Zwischenruf

von Dr. Christoph Weist (Wien)

Sicherheit - das große Geschenk

"Die Terrorgefahr ist da, Weltnachrichten werden zu Todesnachrichten, jeder fragt sich, wer der Nächste ist." Mit solchen alarmierenden Aussagen kennzeichnen manche Politiker die derzeitige Situation im Land. Und hektisch kündigen sie eine personelle Aufstockung und bessere Ausrüstung der Exekutive an und fordern die Speicherung aller persönlichen Kommunikationsdaten ohne Anlass und Verdacht. Natürlich, so räumte einer kürzlich ein, es könne jemand ungerechtfertigt zum Handkuss kommen, aber es gehe eben um den Schutz vieler .

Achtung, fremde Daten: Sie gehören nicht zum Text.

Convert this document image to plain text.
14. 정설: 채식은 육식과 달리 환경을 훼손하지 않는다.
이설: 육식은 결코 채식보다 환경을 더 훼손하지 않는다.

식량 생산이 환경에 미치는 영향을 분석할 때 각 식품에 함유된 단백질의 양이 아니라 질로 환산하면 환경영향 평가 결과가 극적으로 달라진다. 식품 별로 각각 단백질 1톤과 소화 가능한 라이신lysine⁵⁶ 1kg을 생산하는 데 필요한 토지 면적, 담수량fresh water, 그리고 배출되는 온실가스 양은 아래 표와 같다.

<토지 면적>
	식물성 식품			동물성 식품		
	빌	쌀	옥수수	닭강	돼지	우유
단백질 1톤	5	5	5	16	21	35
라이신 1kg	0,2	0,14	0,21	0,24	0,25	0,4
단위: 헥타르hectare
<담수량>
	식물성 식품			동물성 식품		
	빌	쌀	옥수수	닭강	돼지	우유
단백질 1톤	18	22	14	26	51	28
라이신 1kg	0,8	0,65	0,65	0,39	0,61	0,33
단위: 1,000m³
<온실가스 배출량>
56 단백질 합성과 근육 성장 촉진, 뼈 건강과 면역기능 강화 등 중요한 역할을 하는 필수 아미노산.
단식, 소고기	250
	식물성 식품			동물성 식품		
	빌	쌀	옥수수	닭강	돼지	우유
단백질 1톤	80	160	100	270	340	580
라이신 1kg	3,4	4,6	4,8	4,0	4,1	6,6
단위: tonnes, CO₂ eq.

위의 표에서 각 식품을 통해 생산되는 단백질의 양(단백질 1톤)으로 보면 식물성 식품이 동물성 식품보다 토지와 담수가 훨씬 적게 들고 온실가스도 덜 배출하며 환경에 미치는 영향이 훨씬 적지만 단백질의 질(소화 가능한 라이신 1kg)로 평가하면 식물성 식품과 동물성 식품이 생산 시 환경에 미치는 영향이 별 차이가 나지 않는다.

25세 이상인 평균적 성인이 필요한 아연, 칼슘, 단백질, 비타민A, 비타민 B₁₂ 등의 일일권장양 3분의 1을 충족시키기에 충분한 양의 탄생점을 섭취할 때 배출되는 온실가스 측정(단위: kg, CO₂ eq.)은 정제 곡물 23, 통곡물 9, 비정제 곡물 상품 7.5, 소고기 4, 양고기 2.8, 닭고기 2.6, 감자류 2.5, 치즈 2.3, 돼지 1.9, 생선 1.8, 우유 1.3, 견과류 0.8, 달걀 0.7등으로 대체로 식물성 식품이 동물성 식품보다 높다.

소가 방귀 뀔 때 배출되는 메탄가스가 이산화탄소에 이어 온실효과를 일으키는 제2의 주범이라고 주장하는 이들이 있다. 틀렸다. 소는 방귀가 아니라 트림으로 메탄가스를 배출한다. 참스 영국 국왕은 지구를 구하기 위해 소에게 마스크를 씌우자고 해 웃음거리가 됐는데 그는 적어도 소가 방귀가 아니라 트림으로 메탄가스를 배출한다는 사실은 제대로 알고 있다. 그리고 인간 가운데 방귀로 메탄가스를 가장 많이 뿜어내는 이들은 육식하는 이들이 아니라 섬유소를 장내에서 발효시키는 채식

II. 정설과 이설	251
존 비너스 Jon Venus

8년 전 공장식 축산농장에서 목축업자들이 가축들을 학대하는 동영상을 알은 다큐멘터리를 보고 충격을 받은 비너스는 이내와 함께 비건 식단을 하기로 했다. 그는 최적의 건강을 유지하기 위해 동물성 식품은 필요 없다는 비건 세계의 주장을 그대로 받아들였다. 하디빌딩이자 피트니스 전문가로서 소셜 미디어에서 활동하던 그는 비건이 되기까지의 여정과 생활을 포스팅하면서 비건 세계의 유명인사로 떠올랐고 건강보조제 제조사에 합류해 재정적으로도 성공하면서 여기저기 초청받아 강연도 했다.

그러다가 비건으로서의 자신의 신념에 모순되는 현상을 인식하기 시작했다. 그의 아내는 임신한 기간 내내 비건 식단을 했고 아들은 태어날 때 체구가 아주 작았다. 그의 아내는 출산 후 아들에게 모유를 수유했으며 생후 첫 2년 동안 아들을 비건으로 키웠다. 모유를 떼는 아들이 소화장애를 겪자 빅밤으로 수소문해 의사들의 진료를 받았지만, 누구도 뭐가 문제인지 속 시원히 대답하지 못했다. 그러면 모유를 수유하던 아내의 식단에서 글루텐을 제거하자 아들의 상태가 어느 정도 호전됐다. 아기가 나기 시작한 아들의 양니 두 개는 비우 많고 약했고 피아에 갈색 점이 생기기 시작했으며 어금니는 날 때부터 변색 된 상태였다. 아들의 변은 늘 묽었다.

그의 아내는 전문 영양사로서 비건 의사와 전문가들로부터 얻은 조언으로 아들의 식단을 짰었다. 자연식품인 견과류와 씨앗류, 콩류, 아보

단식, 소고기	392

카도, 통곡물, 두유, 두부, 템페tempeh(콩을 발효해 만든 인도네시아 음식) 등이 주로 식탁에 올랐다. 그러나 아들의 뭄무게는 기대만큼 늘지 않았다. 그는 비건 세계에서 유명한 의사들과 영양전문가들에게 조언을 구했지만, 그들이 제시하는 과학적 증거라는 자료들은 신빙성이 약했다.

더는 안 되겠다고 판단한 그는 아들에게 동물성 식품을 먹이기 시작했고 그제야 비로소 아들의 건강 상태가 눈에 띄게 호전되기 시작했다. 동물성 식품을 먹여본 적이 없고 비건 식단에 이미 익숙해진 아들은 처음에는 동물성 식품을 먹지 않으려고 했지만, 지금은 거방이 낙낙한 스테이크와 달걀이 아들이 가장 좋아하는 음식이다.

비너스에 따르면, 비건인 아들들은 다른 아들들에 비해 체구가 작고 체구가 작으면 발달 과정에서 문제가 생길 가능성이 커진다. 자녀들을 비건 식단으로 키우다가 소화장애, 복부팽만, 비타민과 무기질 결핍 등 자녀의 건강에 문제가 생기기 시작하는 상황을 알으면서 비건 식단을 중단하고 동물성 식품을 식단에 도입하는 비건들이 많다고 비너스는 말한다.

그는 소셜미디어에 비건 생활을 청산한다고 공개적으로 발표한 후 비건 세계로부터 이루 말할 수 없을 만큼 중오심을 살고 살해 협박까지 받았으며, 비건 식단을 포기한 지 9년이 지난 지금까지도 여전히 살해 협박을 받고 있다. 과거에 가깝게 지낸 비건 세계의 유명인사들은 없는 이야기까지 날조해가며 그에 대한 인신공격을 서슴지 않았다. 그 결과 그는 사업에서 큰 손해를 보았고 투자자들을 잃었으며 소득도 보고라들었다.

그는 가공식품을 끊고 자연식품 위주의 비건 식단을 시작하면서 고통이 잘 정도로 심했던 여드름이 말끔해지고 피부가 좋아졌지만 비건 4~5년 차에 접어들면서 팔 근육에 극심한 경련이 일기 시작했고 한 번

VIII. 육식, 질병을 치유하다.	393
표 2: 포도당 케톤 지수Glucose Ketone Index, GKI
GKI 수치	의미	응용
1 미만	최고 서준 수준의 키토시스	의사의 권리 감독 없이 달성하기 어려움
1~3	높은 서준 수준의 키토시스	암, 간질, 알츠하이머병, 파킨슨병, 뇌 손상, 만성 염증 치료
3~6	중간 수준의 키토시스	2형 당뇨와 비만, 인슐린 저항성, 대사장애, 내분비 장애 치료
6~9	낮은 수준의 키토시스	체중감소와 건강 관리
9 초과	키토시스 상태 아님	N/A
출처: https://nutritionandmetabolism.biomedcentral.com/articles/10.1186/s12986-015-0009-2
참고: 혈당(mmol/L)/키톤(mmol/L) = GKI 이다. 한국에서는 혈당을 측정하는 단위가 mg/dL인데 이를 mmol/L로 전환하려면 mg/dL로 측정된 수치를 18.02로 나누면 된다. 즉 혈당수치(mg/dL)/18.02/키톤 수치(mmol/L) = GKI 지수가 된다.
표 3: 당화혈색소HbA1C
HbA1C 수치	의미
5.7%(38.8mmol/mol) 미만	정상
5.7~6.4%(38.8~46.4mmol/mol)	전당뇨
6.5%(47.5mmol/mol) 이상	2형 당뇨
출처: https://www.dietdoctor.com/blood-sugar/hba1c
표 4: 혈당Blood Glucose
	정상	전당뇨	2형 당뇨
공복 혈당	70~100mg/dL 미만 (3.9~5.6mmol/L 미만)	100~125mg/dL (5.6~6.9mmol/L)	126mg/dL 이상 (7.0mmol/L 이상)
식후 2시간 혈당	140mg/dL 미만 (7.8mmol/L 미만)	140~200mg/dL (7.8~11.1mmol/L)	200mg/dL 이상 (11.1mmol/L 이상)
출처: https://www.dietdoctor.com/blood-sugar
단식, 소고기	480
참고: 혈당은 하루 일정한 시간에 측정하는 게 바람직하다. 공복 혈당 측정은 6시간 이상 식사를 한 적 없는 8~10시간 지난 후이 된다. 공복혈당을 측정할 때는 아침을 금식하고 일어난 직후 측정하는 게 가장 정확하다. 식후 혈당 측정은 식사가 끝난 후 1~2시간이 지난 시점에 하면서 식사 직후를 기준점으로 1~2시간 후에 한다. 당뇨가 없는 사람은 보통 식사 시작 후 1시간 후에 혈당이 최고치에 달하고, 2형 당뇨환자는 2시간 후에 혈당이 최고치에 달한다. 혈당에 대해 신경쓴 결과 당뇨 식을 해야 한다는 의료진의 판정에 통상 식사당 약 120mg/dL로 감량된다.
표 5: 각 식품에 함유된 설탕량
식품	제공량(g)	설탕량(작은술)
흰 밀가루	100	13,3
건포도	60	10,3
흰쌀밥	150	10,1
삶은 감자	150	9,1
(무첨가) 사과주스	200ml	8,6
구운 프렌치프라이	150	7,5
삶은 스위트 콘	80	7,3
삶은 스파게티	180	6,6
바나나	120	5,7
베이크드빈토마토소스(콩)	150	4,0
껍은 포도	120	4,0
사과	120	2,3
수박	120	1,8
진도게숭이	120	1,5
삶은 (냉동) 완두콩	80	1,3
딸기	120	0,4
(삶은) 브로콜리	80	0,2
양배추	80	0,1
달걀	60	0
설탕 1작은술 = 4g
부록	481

Das erweckt die Vorstellung, Sicherheit sei machbar, man müsse sie nur wollen. Ein nicht unwichtiger Nebengedanke dabei ist: Im Falle eines Falles kann nachher niemand sagen: Hätte man doch..

Aber kann es die totale Sicherheit wirklich geben?

Der in Wien lehrende evangelische Theologe Ulrich Körtner schreibt: "Zum christlichen Glauben gehört allemal eine gute Portion Skepsis,. auch gegenüber einem übersteigerten Sicherheitsdenken". Und er warnt davor, dass man sich bei der Übernahme von Verantwortung "für alles und jedes" auch "überheben" könne .

Das bedeutet nichts anderes als: Die Fähigkeiten der Menschen sind begrenzt. Das gilt auch für ihre Möglichkeiten, in der Risikogesellschaft, in der wir mit oder ohne Terrorbedrohung nun einmal leben, umfassende Sicherheit für sich und für andere herzustellen und nachhaltig zu garantieren. Damit soll die bewundernswerte Leistung der Angehörigen von Polizei und Sicherheitskräften in den vom Terror betroffenen Ländern nicht geschmälert werden. Im Gegenteil, man kann dafür nur danke sagen. In den vergangenen Wochen waren ihr lebensgefährlicher Einsatz gegen Hass Menschenverachtung und die Opfer, die sie gebracht haben, deutlich zu verfolgen, - gemütlich am Radio oder am Fernsehschirm. Aber gerade auch die Verantwortlichen in den Sicherheitsapparaten erinnern ganz ehrlich daran: Letzte Sicherheit ist von Menschen nicht zu gewährleisten. Der Theologe Körtner mahnt sogar: "Utopien von totaler Sicherheit sind demokratie- und freiheitsgefährdend."

Das hat natürlich seine Gründe. Für den christlichen Glauben liegen sie in der biblisch verankerten Überzeugung: Gott allein ist der Schöpfer und Erhalter der Welt und damit auch meines Lebens. In seiner Hand liegen auch Frieden und Sicherheit. Was immer Menschen dazu tun können, sie sind nicht Gott. Das enthebt sie keinesfalls ihrer Verantwortung, für ihre Sicherheit und ihr Wohlergehen sorgen zu müssen. Allerdings mit Mitteln, die nicht wiederum zu ihrem Schaden werden, etwa indem sie Freiheit und Selbstbestimmung aufs Spiel setzen.

Der Schöpfungsglaube nimmt von Menschen einen großen Druck, den Druck, allein für sich selbst sorgen zu müssen. "Was ich nicht selbst tue, geschieht nicht", diese angebliche Erfahrung ist, theologisch gesprochen, ein Trugschluss. Gott ist unserem Tun immer voraus, auch unseren Sicherheitsvorkehrungen. Wie gesagt, die Verantwortung bleibt, aber man sie eine "reflektierte Verantwortung" genannt. Es ist eine Verantwortung, die ihre Grenzen im Blick behält. Sie kann diese Grenzen öffentlich eingestehen, ist frei von Angst und Panik und kann gerade deshalb das Menschenmögliche tun. Denn sie weiß: Letzte Sicherheit ist nicht machbar, sie ist ein riesengroßes Geschenk.

Das alles ist keine Vertröstung, es bietet die Sicherheit, sich im Streben nach Sicherheit sinnlos zu überheben. Christlicher Glaube steht hier gegen den Machbarkeitsglauben. Wir haben die Wahl.